Wednesday, 30 July 2014

Zeiss Victory SF Binoculars: Zeiss Are Really Fighting for Market Share

There is a lot of interest in birdwatching forums about the new Zeiss Victory SF binoculars. Zeiss, remember, went from being the brand everybody aspired to own in the 1950s and 1960s to also-rans in the competition with Leica and, later, Swarovski. My binocular tally saw a few more users of modern Zeiss binoculars over the past few years but this latest release, seen and used by only a chosen few, is an attempt to taker over the top end of the market. Zeiss describe them as: World's Best Birding and Nature Observation Binoculars.

It seems that Zeiss recruited a new designer—from Swarovski, and the new binoculars certainly bear more than a passing resemblance to Swarovskis. How much of the blurb in the press releases is hype only time will tell; the mere fact that they will be dearer than all the others will ensure healthy sales.

In looking up further information on the design features, this binocular-owning family has learnt a lot about the evolution of binocular optical design and I will follow up this post with the rest of that story.

Tuesday, 15 July 2014

Amateur Photographer Subscriptions: Buy NEW Don't RENEW

I took out a two-year subsciption deal (two years for the price of one) for the print version of Amateur Photographer. The renewal notice arrived a few weeks ago. The renewal was for 20% off. Thinking that was a very small discount and wondering if their marketing department was following the insurance companies and banks in penalising brand loyalty, I looked up the new subscription rates. Yes, they were penalising loyalty, was the answer, as the comparison below shows:

2 years Renewal £218.32
2 years New £163.99

1 year Renewal £116.44
1 year New £86.99

Needless to say, I bought a new suscription and threw the renewal notice into the bin. Is there no end to the rip-offs in Britain pulled off by marketing departments offering automatic and semi-automatic renewals to customers?

Sunday, 13 July 2014

What an Idiot

A readers writing congratulating the editor on the new look of Amateur Photographer (I see no improvement in the content so far, but that is by the way) also objected to the magazine reviewing a lens (Zeiss Otus) consisting in excess of £3,000. Is there any hope when a magazine is expected to be run on the politics of envy? Of course we need good reviews of top-of-the-range equipment, even if only to allow a judgement to be made of whether a particular improvement or feature is worth paying for. A few more readers might be retained if this magazine aimed higher. There are many amateur photographers out there with expensive but appropriate gear for what they want to do who despair at the never-ending reviews of low-level cameras that litter the magazines. Do magazines in the USA, where the magazines seem much more aspirational, have this problem?

A Bridge Superzoom NOT a DSLR for Birders

Bad advice given in photographic magazines soon gets picked up and batted back. A reader of Amateur Photographer (5 July 2014), Paul Robinson, soon pointed out that superzoom bridge cameras, in this case the Canon SX50 HS, were what birders use to photograph birds and that DSLRs for shots in the field were pretty useless.

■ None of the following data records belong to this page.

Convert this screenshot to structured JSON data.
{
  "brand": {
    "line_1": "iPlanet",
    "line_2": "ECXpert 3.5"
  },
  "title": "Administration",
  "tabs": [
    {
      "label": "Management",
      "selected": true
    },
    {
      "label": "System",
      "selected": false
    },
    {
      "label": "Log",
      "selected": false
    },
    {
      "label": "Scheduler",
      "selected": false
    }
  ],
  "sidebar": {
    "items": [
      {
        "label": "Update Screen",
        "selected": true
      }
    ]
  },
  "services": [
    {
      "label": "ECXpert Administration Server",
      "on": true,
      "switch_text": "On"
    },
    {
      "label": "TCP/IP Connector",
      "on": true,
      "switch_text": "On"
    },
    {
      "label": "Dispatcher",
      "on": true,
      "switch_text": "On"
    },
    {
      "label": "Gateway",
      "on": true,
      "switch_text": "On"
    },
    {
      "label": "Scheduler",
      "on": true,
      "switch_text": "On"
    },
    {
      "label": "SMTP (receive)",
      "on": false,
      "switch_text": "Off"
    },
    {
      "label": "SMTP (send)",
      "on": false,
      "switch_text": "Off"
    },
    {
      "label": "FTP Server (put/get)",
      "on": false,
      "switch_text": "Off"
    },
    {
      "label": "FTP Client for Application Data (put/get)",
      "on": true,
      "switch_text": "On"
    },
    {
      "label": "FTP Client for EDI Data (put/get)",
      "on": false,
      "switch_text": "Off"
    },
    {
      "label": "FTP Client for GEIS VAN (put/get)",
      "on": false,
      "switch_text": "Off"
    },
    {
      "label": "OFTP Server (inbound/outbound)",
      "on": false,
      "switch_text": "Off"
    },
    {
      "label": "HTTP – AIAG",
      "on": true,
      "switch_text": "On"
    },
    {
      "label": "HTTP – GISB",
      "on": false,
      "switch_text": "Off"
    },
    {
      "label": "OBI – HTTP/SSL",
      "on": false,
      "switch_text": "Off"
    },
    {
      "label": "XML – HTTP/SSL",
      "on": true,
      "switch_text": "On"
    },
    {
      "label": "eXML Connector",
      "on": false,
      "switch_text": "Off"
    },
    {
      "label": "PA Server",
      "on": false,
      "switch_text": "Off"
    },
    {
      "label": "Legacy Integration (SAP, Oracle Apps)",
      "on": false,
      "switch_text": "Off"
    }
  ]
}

The photographic magazines are really not staffed to provide reliable information on anything other than amateur 'pictorial' photography (as the meaning of 'pictorial' has changed over the years) and subjects covered by professionals in the world of commerce.

There is much better advice available online on almost anything in photography.

Monday, 7 July 2014

Photographic Magazines: Circulation Figures for 2013

The sales of photographic magazines continue to fall (see my post of 22 March 2013) along with virtually all magazines in the UK. Owners, editors and employess must be asking themselves, where will it all end?

Of those magazines audited by ABC, the year on year fall in circulation for photographic titles in the second half of 2013 was, starting with the worst: Digital SLR Photography -31.5%; Practical Photography -13.5%; Digital Camera Magazine -11.7%; Digital Photographer -11%; Amateur Photographer -9.9%; Digital Photo -5.6%. I do not know the circulation figures for other magazines that are not covered  by ABC, like Advanced Photographer.

The average change in sales of all UK magazines was -6.3%, so that photographic magazines, in general, performed worse than that.

Average sales for the monthly magazines ranged from 7,504 for British Journal of Photography (no figures available for year-on-year change) to 35,281 for Digital Photo. The average sale for the weekly, Amateur Photographer, was 15,505. 

Just as worrying for editors must be the result of the survey published in Amateur Photographer on 5 July. Yes, I know it is a self-selected group of readers responding but 52% said that they had been readers of AP for less than one year. No wonder the articles are at such a low level. But do the results of that survey also show that AP is not retaining its readership beyond the beginner stage, or that people stay in amateur photography, like most hobbies, for just a short time, or both? The ‘All New AP’ launched a couple of weeks ago is presumably an attempt to decrease or reverse the downward trend. Will it succeed? On its present showing I doubt it.

If magazine sales are falling, were are people getting their information? Even a basic photography book provides more information than a run of magazines but are people buying books? Or relying on the internet for information/misinformation?